The New Mutants is directed and co-written by Josh Boone (The Fault in Our Stars) and stars Maisie Williams (Game of Thrones) as Rahne Sinclair, Anya Taylor-Joy (Split) as Illyana Rasputin, Charlie Heaton (Stranger Things) as Sam Guthrie, Alice Braga (Queen of the South) as Dr. Reyes, Blue Hunt (The Originals) as Danielle Moonstar, and Henry Zaga (Trinkets) as Roberto da Costa. The New Mutants follows five young mutants as they discover their abilities while being held in a secret facility.
For a film about mutants, the action didn’t capture the audience as it should have. The crazy thing is, these are mutants with interesting, if not cool, powers.
When it comes to the characters in The New Mutants, the protagonists and antagonists are muddled. We are fed information about the facility and the people behind it with blurry images and no context. Dr. Reyes is just another tease added to the pile of the big Essex Corporation that so many X-Men films have hinted at but never fully talked about. As a villain, she was weak. Magik, Wolfsbane, Sunspot, Mirage, and Cannonball didn’t get the spotlight they deserved. When introducing new characters, there should be some type of origin tale for them, a showcase of when and how their powers first manifested.
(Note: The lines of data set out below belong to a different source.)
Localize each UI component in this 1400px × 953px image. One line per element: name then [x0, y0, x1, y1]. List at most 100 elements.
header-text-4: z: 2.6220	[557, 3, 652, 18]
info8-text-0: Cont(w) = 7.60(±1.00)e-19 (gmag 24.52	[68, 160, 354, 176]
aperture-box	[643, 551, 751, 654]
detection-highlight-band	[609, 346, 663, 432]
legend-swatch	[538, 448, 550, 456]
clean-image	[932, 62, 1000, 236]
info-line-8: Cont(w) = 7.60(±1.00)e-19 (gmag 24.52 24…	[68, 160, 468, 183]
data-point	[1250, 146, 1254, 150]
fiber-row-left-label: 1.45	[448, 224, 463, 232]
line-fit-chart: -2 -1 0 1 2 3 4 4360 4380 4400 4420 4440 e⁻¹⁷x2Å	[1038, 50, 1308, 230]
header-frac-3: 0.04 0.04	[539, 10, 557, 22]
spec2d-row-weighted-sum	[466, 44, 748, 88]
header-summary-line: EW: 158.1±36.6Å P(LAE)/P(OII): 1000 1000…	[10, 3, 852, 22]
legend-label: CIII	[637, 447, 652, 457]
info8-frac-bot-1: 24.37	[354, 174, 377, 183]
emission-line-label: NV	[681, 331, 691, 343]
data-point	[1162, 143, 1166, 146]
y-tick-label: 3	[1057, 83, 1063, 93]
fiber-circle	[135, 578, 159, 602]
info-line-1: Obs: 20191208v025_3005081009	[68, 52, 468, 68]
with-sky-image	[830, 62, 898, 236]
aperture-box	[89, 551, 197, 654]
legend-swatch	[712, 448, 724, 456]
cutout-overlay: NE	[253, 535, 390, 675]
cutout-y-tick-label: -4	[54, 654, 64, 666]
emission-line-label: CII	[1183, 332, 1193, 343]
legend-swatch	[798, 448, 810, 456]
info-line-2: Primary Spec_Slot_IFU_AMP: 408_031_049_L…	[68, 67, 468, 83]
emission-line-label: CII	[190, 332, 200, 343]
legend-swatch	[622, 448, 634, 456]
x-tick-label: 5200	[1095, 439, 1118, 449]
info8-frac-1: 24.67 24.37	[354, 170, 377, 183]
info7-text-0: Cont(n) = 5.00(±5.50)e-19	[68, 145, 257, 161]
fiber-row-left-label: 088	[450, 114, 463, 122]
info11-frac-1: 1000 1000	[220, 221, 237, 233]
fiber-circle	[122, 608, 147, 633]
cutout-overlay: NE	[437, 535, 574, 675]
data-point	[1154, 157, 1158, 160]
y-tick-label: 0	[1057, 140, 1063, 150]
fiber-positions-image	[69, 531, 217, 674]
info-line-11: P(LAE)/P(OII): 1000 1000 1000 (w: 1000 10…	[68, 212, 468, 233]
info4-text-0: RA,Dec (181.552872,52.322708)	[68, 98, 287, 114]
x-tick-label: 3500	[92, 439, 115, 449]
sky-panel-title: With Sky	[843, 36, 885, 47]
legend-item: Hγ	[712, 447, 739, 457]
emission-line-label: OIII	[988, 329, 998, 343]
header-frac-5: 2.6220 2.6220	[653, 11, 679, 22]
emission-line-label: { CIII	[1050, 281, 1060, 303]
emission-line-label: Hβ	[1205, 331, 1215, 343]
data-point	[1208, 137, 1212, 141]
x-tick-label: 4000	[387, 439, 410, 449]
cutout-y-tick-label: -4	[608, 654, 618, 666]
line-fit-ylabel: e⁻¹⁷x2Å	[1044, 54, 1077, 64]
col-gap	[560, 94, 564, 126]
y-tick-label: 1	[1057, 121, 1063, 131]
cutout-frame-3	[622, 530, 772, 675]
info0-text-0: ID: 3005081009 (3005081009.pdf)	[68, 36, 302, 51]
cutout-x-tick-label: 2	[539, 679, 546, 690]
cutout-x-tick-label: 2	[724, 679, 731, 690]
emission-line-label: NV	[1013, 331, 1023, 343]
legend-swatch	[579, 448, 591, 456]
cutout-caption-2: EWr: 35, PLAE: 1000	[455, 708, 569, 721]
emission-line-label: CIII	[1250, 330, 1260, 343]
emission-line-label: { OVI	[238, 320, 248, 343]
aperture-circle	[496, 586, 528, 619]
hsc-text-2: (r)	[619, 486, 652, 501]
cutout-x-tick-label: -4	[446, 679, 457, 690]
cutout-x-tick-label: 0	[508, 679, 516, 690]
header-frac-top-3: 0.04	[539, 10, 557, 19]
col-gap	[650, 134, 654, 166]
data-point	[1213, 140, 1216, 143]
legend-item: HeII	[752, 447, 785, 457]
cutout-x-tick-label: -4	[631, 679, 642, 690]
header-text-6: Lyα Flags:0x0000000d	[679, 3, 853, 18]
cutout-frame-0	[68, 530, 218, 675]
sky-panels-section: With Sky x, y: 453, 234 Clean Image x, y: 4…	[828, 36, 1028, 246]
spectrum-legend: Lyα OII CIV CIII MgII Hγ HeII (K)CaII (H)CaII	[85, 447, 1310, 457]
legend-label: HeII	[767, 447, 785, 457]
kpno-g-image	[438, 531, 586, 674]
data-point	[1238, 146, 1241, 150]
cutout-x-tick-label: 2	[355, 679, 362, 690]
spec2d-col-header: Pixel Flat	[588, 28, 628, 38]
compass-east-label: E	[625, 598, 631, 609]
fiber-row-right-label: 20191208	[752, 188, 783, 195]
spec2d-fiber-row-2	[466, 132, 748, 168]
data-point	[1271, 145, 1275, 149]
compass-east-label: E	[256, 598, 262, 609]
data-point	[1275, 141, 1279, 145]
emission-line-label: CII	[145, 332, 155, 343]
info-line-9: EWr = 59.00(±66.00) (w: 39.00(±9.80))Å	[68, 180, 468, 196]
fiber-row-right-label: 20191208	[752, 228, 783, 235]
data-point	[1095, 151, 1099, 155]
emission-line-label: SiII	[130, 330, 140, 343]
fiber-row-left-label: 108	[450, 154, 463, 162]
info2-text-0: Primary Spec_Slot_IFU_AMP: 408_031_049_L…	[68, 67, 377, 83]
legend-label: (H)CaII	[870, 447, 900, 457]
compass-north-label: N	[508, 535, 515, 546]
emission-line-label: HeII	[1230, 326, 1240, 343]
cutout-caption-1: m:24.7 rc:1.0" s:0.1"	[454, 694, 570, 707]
While the film gave some small nod to that via monotone dialogue, it failed to hit a major chord.
There are so many questions that aren’t answered, too many questions that leave the audience unsatisfied. Wolfsbane, played by Williams, got the short end of the stick. This is a character who can turn into a wolf, but what we got was a gimmicky Halloween costume version of the character who did nothing but scratch people. In the more subdued scenes, we see a full wolf, but in the action sequences when a full wolf is needed, we get a half-formed version of Wolfsbane.
While the teen angst and disregard for authority were entertaining, the true intro to who these people are was lacking. The audience didn’t have a way to connect. We didn’t care about any of them to the extent that we should have.
When it comes to the story, the plot can be figured out 15 minutes in. After the opening scene, the pace quickly died. A good chunk of the film was filled with lazy dialogue that highlighted shame over resolution. The shame these kids had of powers that they were supposed to be learning to control with the help of doctor Reyes changed what the plot was supposed to be. It made you wonder what they have been doing all this time before Danielle got there.
The fear elements were intriguing and could have replaced a lot of the sitting around. The Demon Bear idea was there and cool at first, but the ending unraveled the hard work put into scaring us. The pacing was a huge red flag for The New Mutants. The elements were there, but the way they were shot was either too quick or too slow. There was also a lesbian plotline that seemed to be added solely as a device to show diversity. It added nothing to the story.
We have so many good examples of teens with powers in a horror setting set in the ’80s and ’90s, it’s a wonder how this film missed the mark. The comic in which the film is based on was about taking risks. There didn’t seem to be any risks taken in this film. It was played safe, to the detriment of its entertainment value. I hope Disney takes the time to learn from Fox’s mistakes and handle the X-Men with a little more grace and style. Audiences love the X-Men, and we deserve something, well, better than this.
The New Mutants is in select theaters now.